AH&LA was critical about DOJ’s proposal across a wide number of areas. Foremost in the association’s 91-page reply was its estimation of how much these changes will cost the U.S. lodging industry and all Americans.
“The American hotel industry and its millions of guests are going to be seriously affected by DOJ’s new ADA interpretation,” said AH&LA President and CEO Joe McInerney. “The hundreds of millions in additional costs are going to be passed on to guests in the form of higher room and amenities rates. DOJ must take into consideration our industry’s observations and comments, for it is our members who handle these issues on the ground every day.”
For example, requiring currently ADA-compliant guest bathrooms and single-user restrooms in hotels to comply with the proposed new floor space and vanity requirements will impose an enormous cost on AH&LA member properties. DOJ estimates a cost of only $71.2 million for the entire lodging industry to comply with new toilet floor space and vanity requirements. However, DOJ greatly underestimates the number of affected properties, with the true cost to lodging on this requirement alone likely falling in the hundreds of millions of dollars.
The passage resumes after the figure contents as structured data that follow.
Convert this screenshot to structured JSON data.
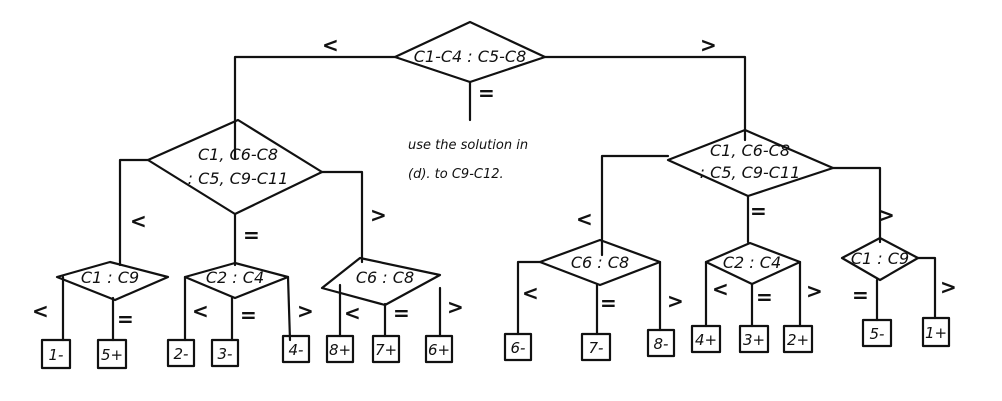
{
  "diagram": {
    "root": {
      "label": "C1-C4 : C5-C8",
      "branches": {
        "less": "<",
        "equal": "=",
        "greater": ">"
      },
      "equal_note_line1": "use the solution in",
      "equal_note_line2": "(d). to C9-C12."
    },
    "left": {
      "label_line1": "C1, C6-C8",
      "label_line2": ": C5, C9-C11",
      "branches": {
        "less": "<",
        "equal": "=",
        "greater": ">"
      },
      "children": [
        {
          "label": "C1 : C9",
          "less": "<",
          "equal": "=",
          "leaves": [
            "1-",
            "5+"
          ]
        },
        {
          "label": "C2 : C4",
          "less": "<",
          "equal": "=",
          "greater": ">",
          "leaves": [
            "2-",
            "3-",
            "4-"
          ]
        },
        {
          "label": "C6 : C8",
          "less": "<",
          "equal": "=",
          "greater": ">",
          "leaves": [
            "8+",
            "7+",
            "6+"
          ]
        }
      ]
    },
    "right": {
      "label_line1": "C1, C6-C8",
      "label_line2": ": C5, C9-C11",
      "branches": {
        "less": "<",
        "equal": "=",
        "greater": ">"
      },
      "children": [
        {
          "label": "C6 : C8",
          "less": "<",
          "equal": "=",
          "greater": ">",
          "leaves": [
            "6-",
            "7-",
            "8-"
          ]
        },
        {
          "label": "C2 : C4",
          "less": "<",
          "equal": "=",
          "greater": ">",
          "leaves": [
            "4+",
            "3+",
            "2+"
          ]
        },
        {
          "label": "C1 : C9",
          "equal": "=",
          "greater": ">",
          "leaves": [
            "5-",
            "1+"
          ]
        }
      ]
    }
  }
}
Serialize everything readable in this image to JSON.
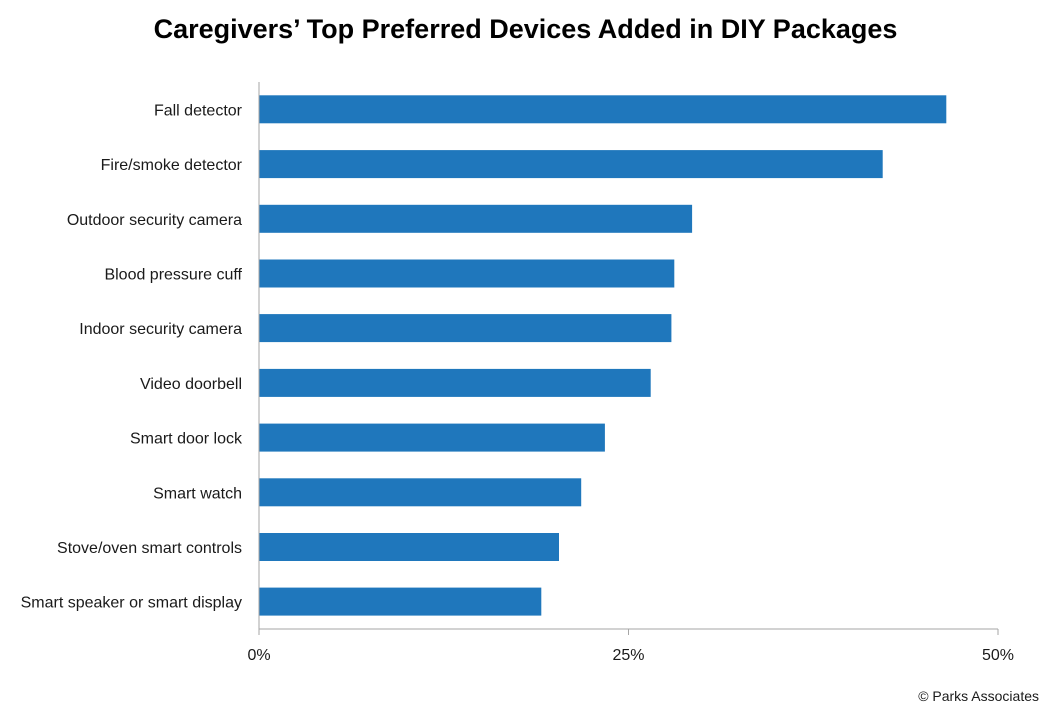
{
  "chart_data": {
    "type": "bar",
    "orientation": "horizontal",
    "title": "Caregivers’ Top Preferred Devices Added in DIY Packages",
    "categories": [
      "Fall detector",
      "Fire/smoke detector",
      "Outdoor security camera",
      "Blood pressure cuff",
      "Indoor security camera",
      "Video doorbell",
      "Smart door lock",
      "Smart watch",
      "Stove/oven smart controls",
      "Smart speaker or smart display"
    ],
    "values": [
      46.5,
      42.2,
      29.3,
      28.1,
      27.9,
      26.5,
      23.4,
      21.8,
      20.3,
      19.1
    ],
    "unit": "%",
    "xlim": [
      0,
      50
    ],
    "x_ticks": [
      0,
      25,
      50
    ],
    "x_tick_labels": [
      "0%",
      "25%",
      "50%"
    ],
    "grid": false,
    "legend": "none",
    "bar_color": "#1f77bc"
  },
  "credit": "© Parks Associates"
}
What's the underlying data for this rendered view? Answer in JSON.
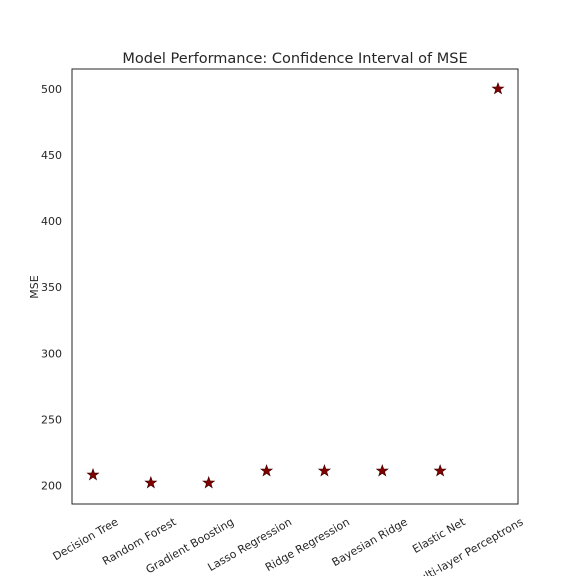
{
  "chart_data": {
    "type": "scatter",
    "title": "Model Performance: Confidence Interval of MSE",
    "xlabel": "",
    "ylabel": "MSE",
    "categories": [
      "Decision Tree",
      "Random Forest",
      "Gradient Boosting",
      "Lasso Regression",
      "Ridge Regression",
      "Bayesian Ridge",
      "Elastic Net",
      "Multi-layer Perceptrons"
    ],
    "values": [
      208,
      202,
      202,
      211,
      211,
      211,
      211,
      500
    ],
    "ylim": [
      186,
      515
    ],
    "yticks": [
      200,
      250,
      300,
      350,
      400,
      450,
      500
    ],
    "marker": "star",
    "marker_color": "#800000",
    "grid": false,
    "legend": "none"
  }
}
Other changes proposed by the Justice Department to the existing ADA law will have implications for new properties. DOJ’s proposal fails to take into account industry construction lead times, asking for a six-month transition period when new construction projects operate on a multi-year schedule. The new government position on ADA-accessible rooms and their dispersal amongst existing rooms “is unjust,” wrote AH&LA, with the industry asking for the current ADA rule to be maintained instead. The association is also concerned about the amount of litigation the new room dispersal rules may create, arguing that the rules have been expanded to consider so many factors as to make them unworkable within an existing property.
The rule reaches into other industry areas. DOJ’s new demand to make reservations via ADA-compliant procedures will add additional costs and complexity to reservation systems. It also will not necessarily ensure disabled guests will be more likely to get accessible rooms. The association is asking that lodging owners and operators not be held accountable for ADA compliance of third-party reservation services over which they have no control.
“This issue is of utmost importance to our members and will have serious repercussions for many of them over the next decade,” said Marlene Colucci, AH&LA Executive Vice President for Public Policy.
“AH&LA’s members have spent billions of dollars in the last 16 years making their facilities accessible to individuals with disabilities in compliance with the ADA. They have done so not only because it is the law but because their mission is to make every guest feel comfortable and welcome,” the association concluded in their comments. These ADA compliance efforts have at times been challenging, particularly in lodging facilities that were constructed for first occupancy before the last revision of the ADA regulations in January 1993.
AH&LA’s counsel Minh Vu of the firm of Epstein, Becker and Green greatly assisted with the association’s response. Her hard work over the past year strengthens the lodging industry’s arguments and helps properly frame the issue for government regulators.